4. (iv) All of the problems listed above are easier to solve using the quasi-static approximation. One should keep in mind, however, that Finneran et al. (2021) compared that with the transient solution of the governing equations (for the classical model) and observed that at high pressure, the quasi-steady approximation overpredicts the droplet lifetime by up to 80 %.

   One might conjecture that the difference between the transient and quasi-steady approaches is due to the fact that the latter implies that the mass of evaporated liquid is infinite. Indeed, the steady solution of the spherically symmetric diffusion equation for vapour is ${\sim }1/r$ – hence the integral of this solution over the region between the drop's surface and infinity diverges.

   Thus for the quasi-steady solution to establish itself around the drop, a significant part of the drop should have evaporated already. This applies to both classical and generalised models.

5. (v) If the drop's radius is small, but the Kelvin effect is nevertheless neglected, the generalised model – i.e. (4.1) with $\sigma =0$ – predicts that the time of a drop's evaporation is proportional to its radius. A similar behaviour occurs due to the temperature jump associated with the Knudsen layer (e.g. Rana et al. 2019; Zhao & Nadal 2023), but this seems to be just a coincidence. Indeed, the DIM does not describe temperature jumps (which are a purely kinetic effect (Bond & Struchtrup 2004; Persad & Ward 2016; Rana et al. 2018)), whereas the existing kinetic models do not include the van der Waals force (which is vital for Zone 1 of the present analysis).

   Yet the Knudsen layer and Zone 1 are both located at the outskirts of the interface, out of equilibrium and affected by irreversible processes: the former by collisions, and the latter by viscosity (which is the hydrodynamic analogue of collisions). All this suggests that Zone 1 is the DIM equivalent of the Knudsen layer. If this is indeed the case, then the main conclusion of this paper is that the van der Waals force is one of the driving effects in the Knudsen layer and thus should be accounted for.

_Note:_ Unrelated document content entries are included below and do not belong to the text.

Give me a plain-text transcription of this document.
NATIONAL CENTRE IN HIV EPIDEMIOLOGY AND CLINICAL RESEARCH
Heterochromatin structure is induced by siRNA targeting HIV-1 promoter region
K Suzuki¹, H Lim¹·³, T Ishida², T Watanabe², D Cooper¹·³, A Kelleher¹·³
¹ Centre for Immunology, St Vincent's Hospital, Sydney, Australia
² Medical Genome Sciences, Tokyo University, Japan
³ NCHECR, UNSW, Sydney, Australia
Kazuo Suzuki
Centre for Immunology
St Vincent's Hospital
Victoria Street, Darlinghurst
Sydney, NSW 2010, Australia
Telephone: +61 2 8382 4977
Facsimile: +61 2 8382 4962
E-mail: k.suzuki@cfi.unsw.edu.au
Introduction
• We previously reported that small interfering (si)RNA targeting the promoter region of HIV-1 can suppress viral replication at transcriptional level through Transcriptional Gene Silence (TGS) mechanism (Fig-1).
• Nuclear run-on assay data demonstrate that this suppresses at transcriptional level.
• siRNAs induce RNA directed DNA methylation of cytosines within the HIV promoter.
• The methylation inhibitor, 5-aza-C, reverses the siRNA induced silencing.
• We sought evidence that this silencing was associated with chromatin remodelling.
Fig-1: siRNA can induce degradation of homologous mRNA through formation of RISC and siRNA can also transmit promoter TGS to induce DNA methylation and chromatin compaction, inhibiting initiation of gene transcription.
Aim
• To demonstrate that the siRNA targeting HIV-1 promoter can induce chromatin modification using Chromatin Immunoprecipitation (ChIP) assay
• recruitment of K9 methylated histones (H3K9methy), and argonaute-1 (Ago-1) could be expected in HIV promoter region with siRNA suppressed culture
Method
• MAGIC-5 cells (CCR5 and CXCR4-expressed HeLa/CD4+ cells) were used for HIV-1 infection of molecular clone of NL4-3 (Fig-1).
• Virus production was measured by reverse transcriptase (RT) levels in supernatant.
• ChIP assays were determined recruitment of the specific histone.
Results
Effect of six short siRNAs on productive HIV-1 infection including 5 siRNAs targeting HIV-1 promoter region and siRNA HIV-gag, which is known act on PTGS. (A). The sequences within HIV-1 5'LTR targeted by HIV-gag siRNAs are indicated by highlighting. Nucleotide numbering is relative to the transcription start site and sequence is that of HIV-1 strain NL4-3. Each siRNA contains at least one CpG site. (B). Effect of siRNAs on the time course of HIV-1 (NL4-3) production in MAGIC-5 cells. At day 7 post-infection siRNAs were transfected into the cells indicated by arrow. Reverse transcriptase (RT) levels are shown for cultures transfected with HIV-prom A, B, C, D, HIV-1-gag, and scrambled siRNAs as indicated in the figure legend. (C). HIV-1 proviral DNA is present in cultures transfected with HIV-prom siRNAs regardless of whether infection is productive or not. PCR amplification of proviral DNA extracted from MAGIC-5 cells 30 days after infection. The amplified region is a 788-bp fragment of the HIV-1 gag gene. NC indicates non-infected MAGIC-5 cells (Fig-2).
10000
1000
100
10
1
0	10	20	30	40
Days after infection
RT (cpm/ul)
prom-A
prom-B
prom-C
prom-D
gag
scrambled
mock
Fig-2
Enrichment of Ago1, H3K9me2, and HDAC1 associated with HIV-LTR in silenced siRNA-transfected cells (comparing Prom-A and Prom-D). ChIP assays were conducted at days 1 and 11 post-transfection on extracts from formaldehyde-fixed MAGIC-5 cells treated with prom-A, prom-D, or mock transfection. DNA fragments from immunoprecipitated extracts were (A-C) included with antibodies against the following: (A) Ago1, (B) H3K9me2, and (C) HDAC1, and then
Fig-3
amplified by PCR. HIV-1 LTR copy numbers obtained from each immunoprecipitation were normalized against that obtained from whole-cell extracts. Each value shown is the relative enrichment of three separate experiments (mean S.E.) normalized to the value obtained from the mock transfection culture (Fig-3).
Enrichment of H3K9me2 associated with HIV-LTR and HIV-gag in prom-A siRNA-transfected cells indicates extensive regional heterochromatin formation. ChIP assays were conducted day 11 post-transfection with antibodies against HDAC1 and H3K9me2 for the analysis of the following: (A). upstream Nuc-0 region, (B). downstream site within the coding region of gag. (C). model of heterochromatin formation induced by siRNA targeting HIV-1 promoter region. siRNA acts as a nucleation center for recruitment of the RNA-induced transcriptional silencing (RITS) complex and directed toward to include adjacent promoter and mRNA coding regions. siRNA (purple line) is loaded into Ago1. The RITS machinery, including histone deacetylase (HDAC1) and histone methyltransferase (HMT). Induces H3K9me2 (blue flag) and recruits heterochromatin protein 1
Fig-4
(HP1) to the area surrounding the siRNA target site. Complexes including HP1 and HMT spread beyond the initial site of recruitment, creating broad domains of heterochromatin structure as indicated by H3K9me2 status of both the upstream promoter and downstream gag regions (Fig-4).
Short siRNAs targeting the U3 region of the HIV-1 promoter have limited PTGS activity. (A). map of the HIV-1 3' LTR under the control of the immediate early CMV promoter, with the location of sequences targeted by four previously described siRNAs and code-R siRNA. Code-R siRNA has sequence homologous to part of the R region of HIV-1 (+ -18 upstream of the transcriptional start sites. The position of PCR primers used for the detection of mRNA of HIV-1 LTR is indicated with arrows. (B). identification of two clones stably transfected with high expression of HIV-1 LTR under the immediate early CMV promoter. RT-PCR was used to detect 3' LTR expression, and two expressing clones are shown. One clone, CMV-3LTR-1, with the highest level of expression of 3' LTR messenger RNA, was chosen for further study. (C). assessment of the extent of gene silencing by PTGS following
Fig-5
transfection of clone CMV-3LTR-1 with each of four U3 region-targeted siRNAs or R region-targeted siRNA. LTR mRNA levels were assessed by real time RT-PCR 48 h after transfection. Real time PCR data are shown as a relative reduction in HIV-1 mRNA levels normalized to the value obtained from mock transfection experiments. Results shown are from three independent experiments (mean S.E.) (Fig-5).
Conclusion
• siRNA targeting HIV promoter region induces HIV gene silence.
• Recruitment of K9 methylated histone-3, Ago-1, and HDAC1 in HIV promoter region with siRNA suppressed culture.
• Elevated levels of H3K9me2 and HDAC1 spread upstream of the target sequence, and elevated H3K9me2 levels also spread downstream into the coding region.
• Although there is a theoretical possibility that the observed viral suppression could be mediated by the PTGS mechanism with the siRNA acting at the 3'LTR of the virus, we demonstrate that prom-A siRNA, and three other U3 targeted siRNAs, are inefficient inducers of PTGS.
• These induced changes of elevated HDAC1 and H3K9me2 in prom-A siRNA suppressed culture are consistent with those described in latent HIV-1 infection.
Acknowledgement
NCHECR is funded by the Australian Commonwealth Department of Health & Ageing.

   This conjecture can be verified using the Enskog–Vlasov kinetic equation; it includes the van der Waals force (just like the DIM) and can handle temperature jumps (like the Boltzmann equation). Since both effects work the same way – to slow evaporation down – their joint effect should be stronger than predicted by the DIM and existing models of the Knudsen layer separately.

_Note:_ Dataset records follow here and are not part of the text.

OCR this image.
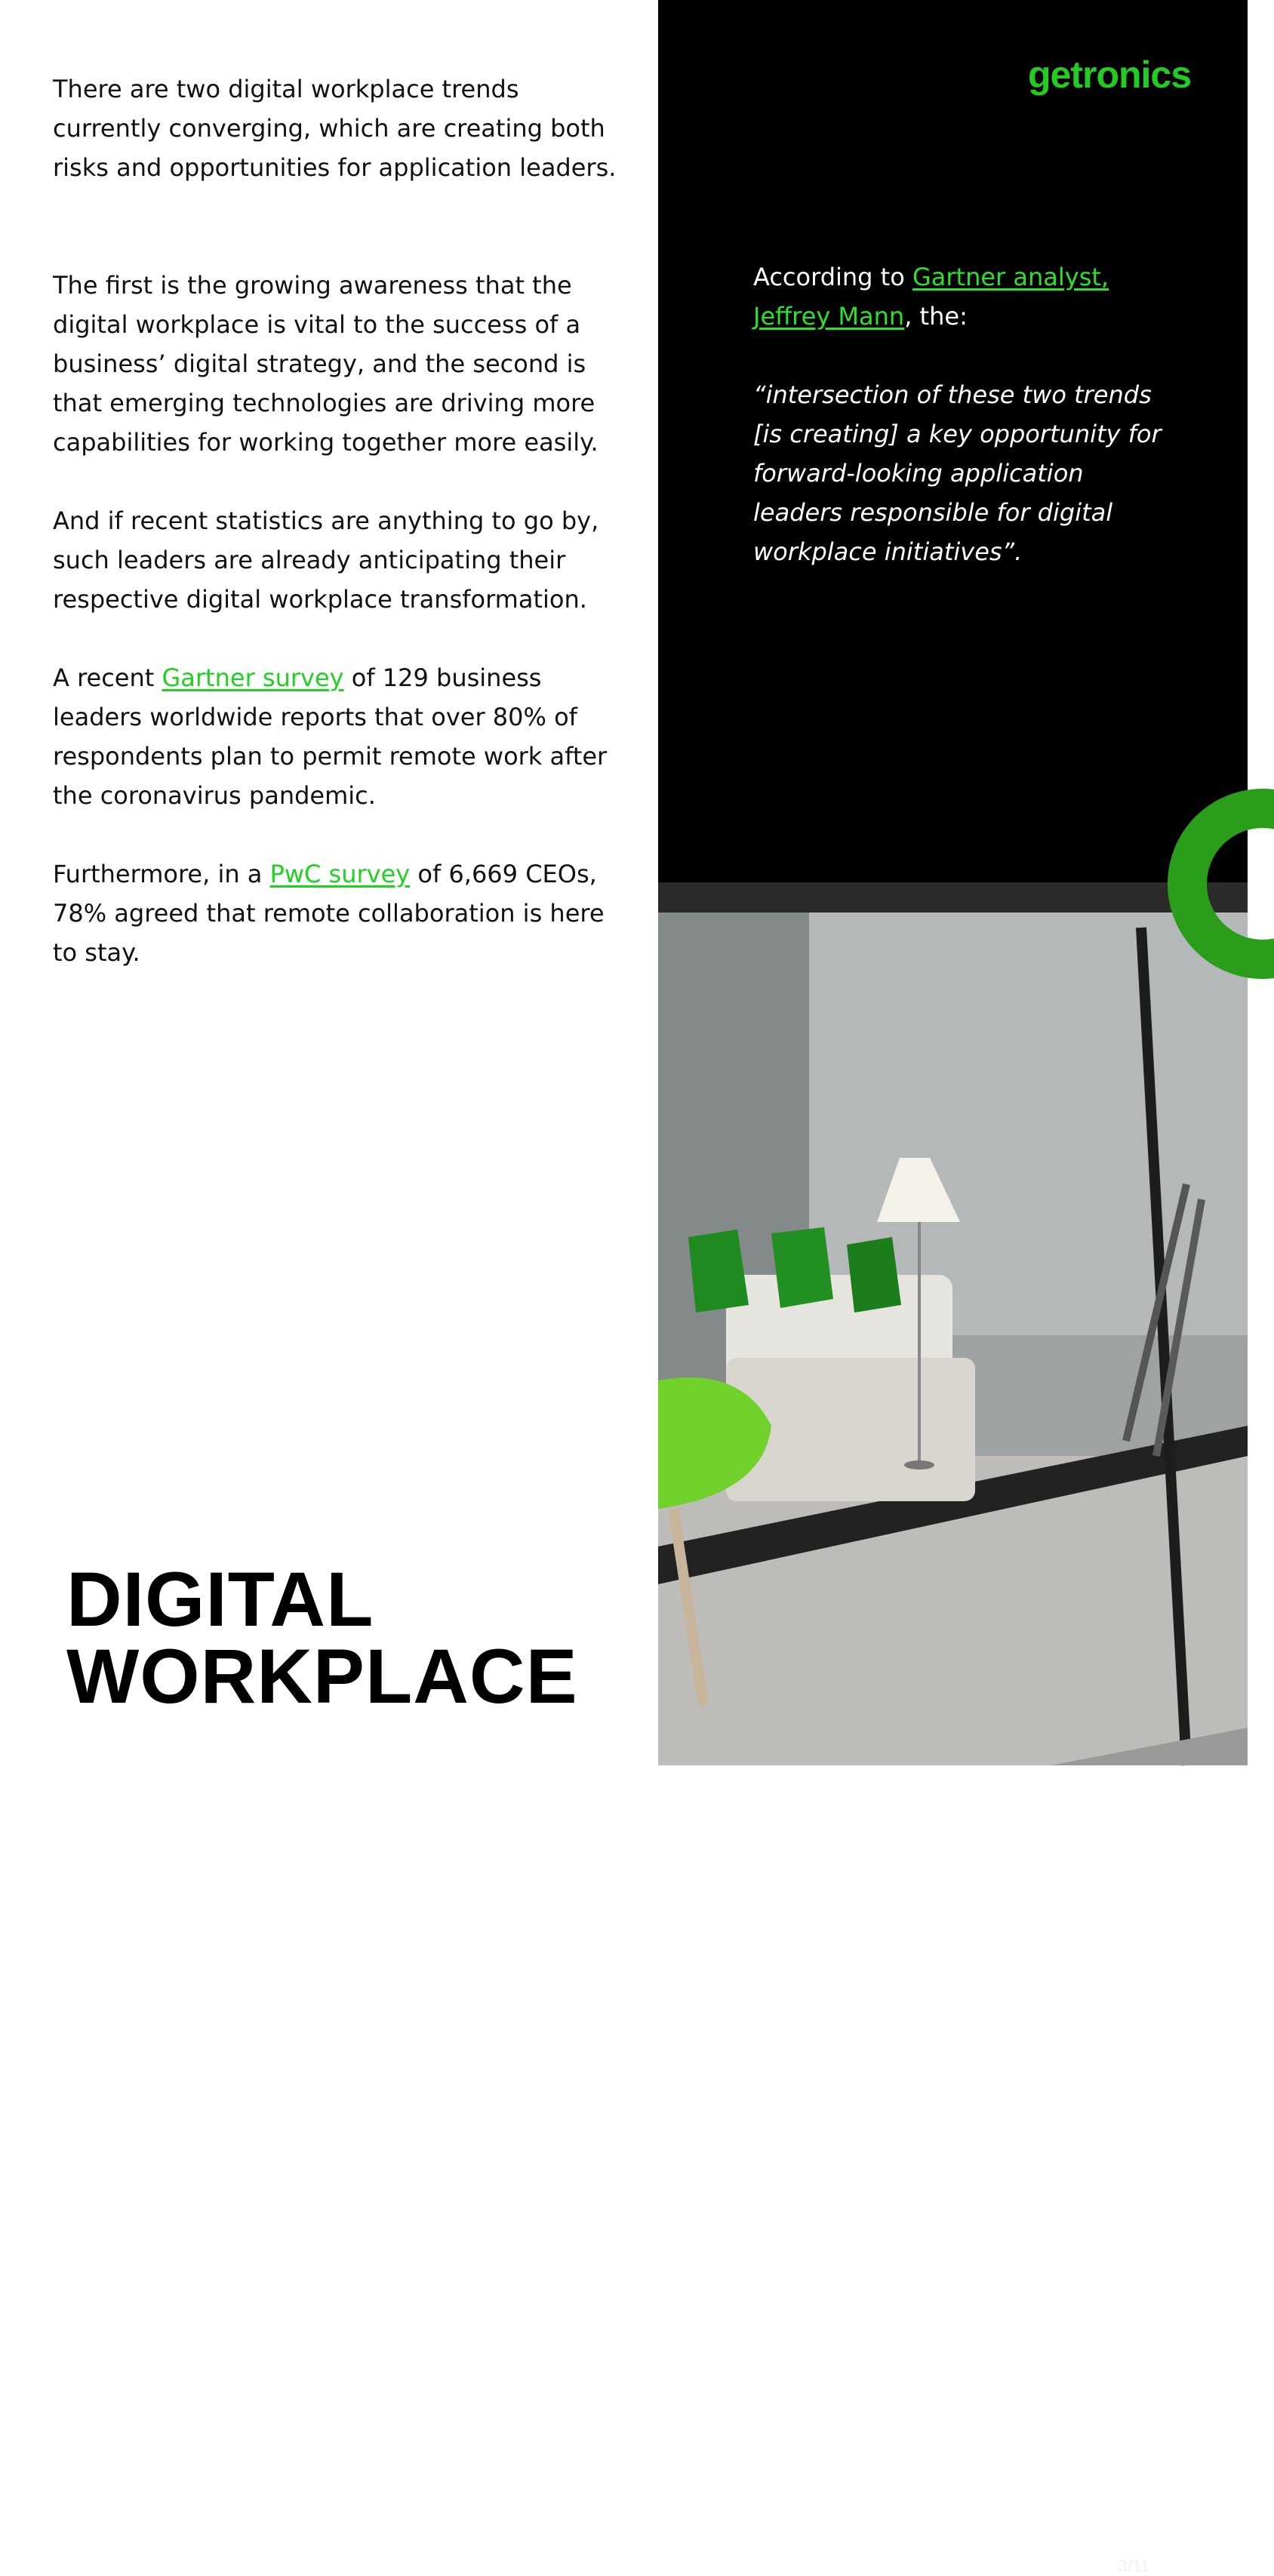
There are two digital workplace trends currently converging, which are creating both risks and opportunities for application leaders.

The first is the growing awareness that the digital workplace is vital to the success of a business’ digital strategy, and the second is that emerging technologies are driving more capabilities for working together more easily.

And if recent statistics are anything to go by, such leaders are already anticipating their respective digital workplace transformation.

A recent Gartner survey of 129 business leaders worldwide reports that over 80% of respondents plan to permit remote work after the coronavirus pandemic.

Furthermore, in a PwC survey of 6,669 CEOs, 78% agreed that remote collaboration is here to stay.

DIGITAL
WORKPLACE
getronics
According to Gartner analyst, Jeffrey Mann, the:
“intersection of these two trends [is creating] a key opportunity for forward-looking application leaders responsible for digital workplace initiatives”.
3/11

6. (vi) Despite the fact that the DIM cannot handle temperature jumps, it is still closely related to the Enskog–Vlasov equation, with the former being the hydrodynamic approximation of the latter (Giovangigli 2020, 2021). The asymptotic structure of the solution of the two models should be similar, and the results obtained in the present paper should make the analysis of the Enskog–Vlasov equation much easier.

7. (vii) Note that, strictly speaking, the surface tension depends on the drop's curvature (Tolman's effect), which can have a profound influence on, say, cavitation (Menzl et al. 2016; Magaletti, Gallo & Casciola 2021; Aasen et al. 2023; Lamas et al. 2023). Since cavitating bubbles are created with zero radii, Tolman's length – no matter how small – may affect the whole ‘trajectory’ of their growth. Evaporation appears to be different, however; since Tolman's length for, say, water under normal conditions is less than 1 Å (e.g. Wilhelmsen, Bedeaux & Reguera 2015; Burian et al. 2017), it is much smaller than typical radii of evaporating drops, and the whole effect is likely to be negligible.